Nafta, which was signed in 1994, let Mexican truckers do business in the United States. However, admission was blocked by congressional legislation. An arbitration panel eventually ruled that Mexico could take punitive measures — which it did in 2009, causing Mexico to implement $2.4 billion in annual tariffs on U.S. goods in retaliation.

During arguments in December, the Teamsters and OOIDA said the program, which started in October 2011, breaks multiple laws and illegally exempts Mexican carriers and drivers from U.S. regulations.

The two driver-interest groups promised to examine their legal options in the wake of the decision, and neither group had said it would take additional action as of last week.

Members of Congress blasted the court decisions but didn’t indicate whether they would take action against the program.

Reps. Duncan Hunter (R-Calif.) and Peter DeFazio (D-Ore.) said the court’s decision was bad for American workers and businesses.

Participation in the pilot program remains low. Only 10 Mexican carriers had been allowed into the program as of last week, compared with the 46 FMCSA has said it needs to accurately judge the safety of Mexican carriers.

Officials had completed only 934 inspections of Mexican trucks under the program as of last week. An inspection is completed each time a Mexican truck in the program crosses into the United States.

The agency said it needed 4,100 inspections to make a safe­ty judgment.

Usually, fleets from each country can bring loads only to the border, where the load must be switched to another carrier.
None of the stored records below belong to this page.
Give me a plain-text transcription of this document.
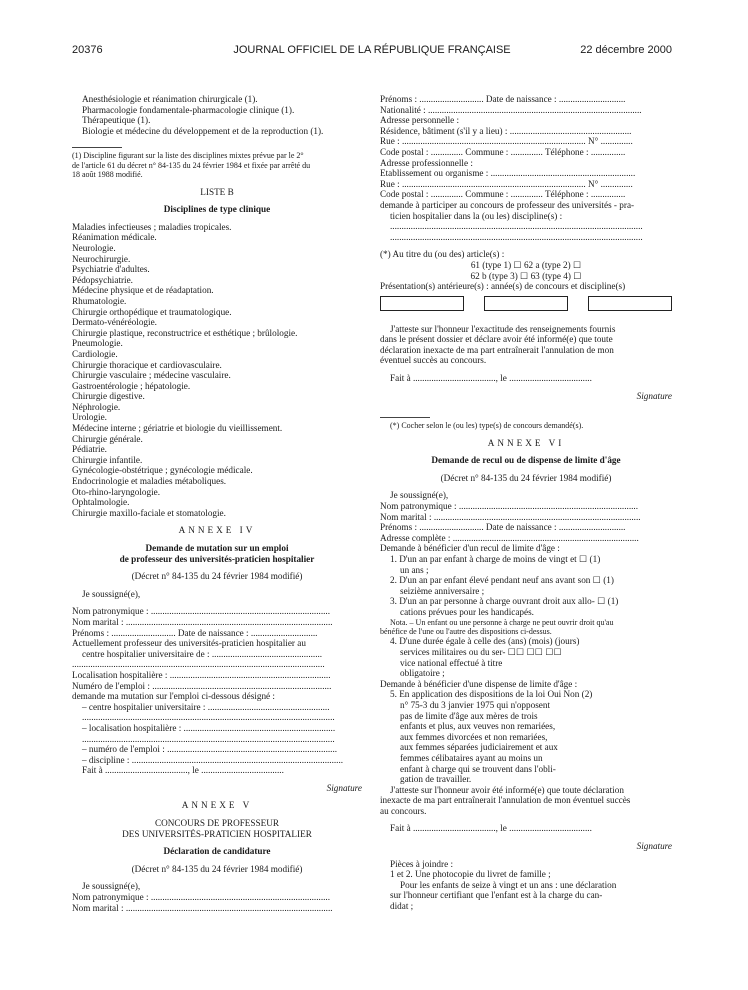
20376	JOURNAL OFFICIEL DE LA RÉPUBLIQUE FRANÇAISE	22 décembre 2000
Anesthésiologie et réanimation chirurgicale (1).
Pharmacologie fondamentale-pharmacologie clinique (1).
Thérapeutique (1).
Biologie et médecine du développement et de la reproduction (1).
(1) Discipline figurant sur la liste des disciplines mixtes prévue par le 2°
de l'article 61 du décret n° 84-135 du 24 février 1984 et fixée par arrêté du
18 août 1988 modifié.
LISTE B
Disciplines de type clinique
Maladies infectieuses ; maladies tropicales.
Réanimation médicale.
Neurologie.
Neurochirurgie.
Psychiatrie d'adultes.
Pédopsychiatrie.
Médecine physique et de réadaptation.
Rhumatologie.
Chirurgie orthopédique et traumatologique.
Dermato-vénéréologie.
Chirurgie plastique, reconstructrice et esthétique ; brûlologie.
Pneumologie.
Cardiologie.
Chirurgie thoracique et cardiovasculaire.
Chirurgie vasculaire ; médecine vasculaire.
Gastroentérologie ; hépatologie.
Chirurgie digestive.
Néphrologie.
Urologie.
Médecine interne ; gériatrie et biologie du vieillissement.
Chirurgie générale.
Pédiatrie.
Chirurgie infantile.
Gynécologie-obstétrique ; gynécologie médicale.
Endocrinologie et maladies métaboliques.
Oto-rhino-laryngologie.
Ophtalmologie.
Chirurgie maxillo-faciale et stomatologie.
ANNEXE IV
Demande de mutation sur un emploi
de professeur des universités-praticien hospitalier
(Décret n° 84-135 du 24 février 1984 modifié)
Je soussigné(e),
Nom patronymique : ..............................................................................
Nom marital : ..........................................................................................
Prénoms : ............................ Date de naissance : .............................
Actuellement professeur des universités-praticien hospitalier au
centre hospitalier universitaire de : ................................................
..............................................................................................................
Localisation hospitalière : ......................................................................
Numéro de l'emploi : ..............................................................................
demande ma mutation sur l'emploi ci-dessous désigné :
– centre hospitalier universitaire : .....................................................
..............................................................................................................
– localisation hospitalière : ..................................................................
..............................................................................................................
– numéro de l'emploi : ..........................................................................
– discipline : ............................................................................................
Fait à ...................................., le ....................................
Signature
ANNEXE V
CONCOURS DE PROFESSEUR
DES UNIVERSITÉS-PRATICIEN HOSPITALIER
Déclaration de candidature
(Décret n° 84-135 du 24 février 1984 modifié)
Je soussigné(e),
Nom patronymique : ..............................................................................
Nom marital : ..........................................................................................
Prénoms : ............................ Date de naissance : .............................
Nationalité : .............................................................................................
Adresse personnelle :
Résidence, bâtiment (s'il y a lieu) : .....................................................
Rue : ................................................................................ N° ..............
Code postal : .............. Commune : .............. Téléphone : ...............
Adresse professionnelle :
Etablissement ou organisme : ...............................................................
Rue : ................................................................................ N° ..............
Code postal : .............. Commune : .............. Téléphone : ...............
demande à participer au concours de professeur des universités - pra-
ticien hospitalier dans la (ou les) discipline(s) :
..............................................................................................................
..............................................................................................................
(*) Au titre du (ou des) article(s) :
61 (type 1) ☐ 62 a (type 2) ☐
62 b (type 3) ☐ 63 (type 4) ☐
Présentation(s) antérieure(s) : année(s) de concours et discipline(s)
J'atteste sur l'honneur l'exactitude des renseignements fournis
dans le présent dossier et déclare avoir été informé(e) que toute
déclaration inexacte de ma part entraînerait l'annulation de mon
éventuel succès au concours.
Fait à ...................................., le ....................................
Signature
(*) Cocher selon le (ou les) type(s) de concours demandé(s).
ANNEXE VI
Demande de recul ou de dispense de limite d'âge
(Décret n° 84-135 du 24 février 1984 modifié)
Je soussigné(e),
Nom patronymique : ..............................................................................
Nom marital : ..........................................................................................
Prénoms : ............................ Date de naissance : .............................
Adresse complète : .................................................................................
Demande à bénéficier d'un recul de limite d'âge :
1. D'un an par enfant à charge de moins de vingt et ☐ (1)
un ans ;
2. D'un an par enfant élevé pendant neuf ans avant son ☐ (1)
seizième anniversaire ;
3. D'un an par personne à charge ouvrant droit aux allo- ☐ (1)
cations prévues pour les handicapés.
Nota. – Un enfant ou une personne à charge ne peut ouvrir droit qu'au
bénéfice de l'une ou l'autre des dispositions ci-dessus.
4. D'une durée égale à celle des (ans) (mois) (jours)
services militaires ou du ser- ☐☐ ☐☐ ☐☐
vice national effectué à titre
obligatoire ;
Demande à bénéficier d'une dispense de limite d'âge :
5. En application des dispositions de la loi Oui Non (2)
n° 75-3 du 3 janvier 1975 qui n'opposent
pas de limite d'âge aux mères de trois
enfants et plus, aux veuves non remariées,
aux femmes divorcées et non remariées,
aux femmes séparées judiciairement et aux
femmes célibataires ayant au moins un
enfant à charge qui se trouvent dans l'obli-
gation de travailler.
J'atteste sur l'honneur avoir été informé(e) que toute déclaration
inexacte de ma part entraînerait l'annulation de mon éventuel succès
au concours.
Fait à ...................................., le ....................................
Signature
Pièces à joindre :
1 et 2. Une photocopie du livret de famille ;
Pour les enfants de seize à vingt et un ans : une déclaration
sur l'honneur certifiant que l'enfant est à la charge du can-
didat ;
But Vanderbilt University’s Alexander maintains that will change as more Mexican fleets will apply for the program due to the ruling.

In addition to requiring truck access, Nafta also ensures that Mexican carriers can own U.S.-based companies.

“Mexican carriers have availed themselves of the investment provisions of Nafta, which allow them to establish a U.S. trucking company for the purpose of transporting international cargo, and thus provides them the ability to have cross-border operations with their U.S. subsidiary,” Rojas said.

Establishing a U.S. company also removes the requirements of the pilot program, such as  additional audits and investigations by U.S. officials.

Initially, participating in the pilot program might seem obvious for Mexican carriers, but crossing the border still presents other problems, O’Brien said.

He pointed to problems such as delays, bottlenecks and the two governments not sharing data that could reduce wait times.

“The less encumbered a driver is going to be, the better, from his perspective. The pilot program only takes things so far,” he said.